Why is this news? Because Fabric offers a collaboration model designed to address the Achilles’ heel and concern of many retail chains regarding the cost of renting and establishing automated warehouses, making them unprofitable. For example, while Shufersal is currently establishing automated logistics centers in Kedma and Modi’in with an investment of 600 million shekels, Rami Levy noted that he is receiving the automated center without any financial investment in its establishment. How is this possible?
This is where the partnership model comes into play. In other words, Fabric is responsible for the logistical and technological establishment of the center and will receive a certain percentage of the sales. According to estimates, the automated center will handle between 300-400 orders per day, and with nationwide deployment, the online sales share of the network will increase from 7% to around 30%. Therefore, in relation to the expected sales volume, this sounds like a profitable step for both sides.
Through the partnership, Fabric will receive a higher share of sales, and over time, Rami Levy will save on labor costs as the center will be operated by collaborative robots (cobots) – robots designed to work safely in a human environment. And what about saving on rental costs? Fabric’s robots are elevated, thus collecting goods vertically, allowing for a smaller and more efficiently utilized space. This solution enables renting smaller spaces in urban centers, streamlining operations and delivering goods to the customer’s doorstep within an hour or two, while a remote location would significantly increase delivery time and cost.
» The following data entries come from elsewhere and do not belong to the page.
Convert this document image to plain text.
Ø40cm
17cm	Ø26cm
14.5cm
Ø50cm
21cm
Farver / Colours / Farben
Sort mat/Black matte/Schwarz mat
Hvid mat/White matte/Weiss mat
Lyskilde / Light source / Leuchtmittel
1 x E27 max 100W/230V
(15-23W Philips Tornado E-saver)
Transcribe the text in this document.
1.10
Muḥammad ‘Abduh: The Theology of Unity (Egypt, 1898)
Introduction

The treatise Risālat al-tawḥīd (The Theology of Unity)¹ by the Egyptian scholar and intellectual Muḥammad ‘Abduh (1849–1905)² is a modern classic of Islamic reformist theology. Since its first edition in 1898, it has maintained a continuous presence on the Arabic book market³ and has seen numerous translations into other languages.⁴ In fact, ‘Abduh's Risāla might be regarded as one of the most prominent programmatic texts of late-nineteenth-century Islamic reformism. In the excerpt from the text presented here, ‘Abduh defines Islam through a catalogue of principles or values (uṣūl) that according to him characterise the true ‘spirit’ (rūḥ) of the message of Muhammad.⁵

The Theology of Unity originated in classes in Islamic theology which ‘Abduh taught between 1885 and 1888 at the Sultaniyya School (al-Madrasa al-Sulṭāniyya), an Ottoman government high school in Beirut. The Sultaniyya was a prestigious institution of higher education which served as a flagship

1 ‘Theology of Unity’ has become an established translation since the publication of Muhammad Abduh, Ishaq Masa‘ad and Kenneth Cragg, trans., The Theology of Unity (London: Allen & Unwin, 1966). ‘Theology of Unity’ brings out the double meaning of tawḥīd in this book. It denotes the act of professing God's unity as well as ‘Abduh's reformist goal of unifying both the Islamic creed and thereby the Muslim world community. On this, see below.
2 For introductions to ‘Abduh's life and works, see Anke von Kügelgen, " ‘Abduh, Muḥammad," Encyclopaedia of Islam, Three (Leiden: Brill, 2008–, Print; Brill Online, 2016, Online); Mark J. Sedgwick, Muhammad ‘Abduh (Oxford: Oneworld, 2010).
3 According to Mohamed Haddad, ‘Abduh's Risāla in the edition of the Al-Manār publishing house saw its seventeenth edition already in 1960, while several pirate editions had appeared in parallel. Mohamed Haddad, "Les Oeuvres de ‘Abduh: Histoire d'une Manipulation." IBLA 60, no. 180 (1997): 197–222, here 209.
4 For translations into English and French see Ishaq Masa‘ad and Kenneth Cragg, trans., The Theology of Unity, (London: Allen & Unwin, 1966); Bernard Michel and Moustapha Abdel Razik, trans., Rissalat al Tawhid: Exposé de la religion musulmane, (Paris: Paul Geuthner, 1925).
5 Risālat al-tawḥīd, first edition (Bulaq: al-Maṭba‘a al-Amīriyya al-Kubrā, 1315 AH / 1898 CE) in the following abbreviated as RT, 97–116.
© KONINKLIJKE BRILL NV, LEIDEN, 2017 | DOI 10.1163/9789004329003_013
Currently, Fabric does not provide delivery services but stated that it may be interested in doing so in the future, depending on the company’s vision. In other words, instead of establishing its own delivery service, it would work in collaboration with another shipping company. So, will partnership models change the world of the supply chain?
To anyone interested, the announcement of Rami Levy establishing an automated logistics center in the heart of Tel Aviv (Shalom Tower) in collaboration with the startup company Fabric did not come as a surprise. Chen Goldner, VP of Operations and Supply Chain at Frits, states that, “Until now, we have seen automation mainly in food or large pharmaceutical companies (Strauss, Tnuva, Teva, etc.).
The decision of retail companies to implement automation processes within their organizations indicates an understanding of the need for efficiency through the use of these advanced technologies to achieve a reasonable return on investment. Rami Levy’s step is another breakthrough in the 3PL aspect of automation in the field.”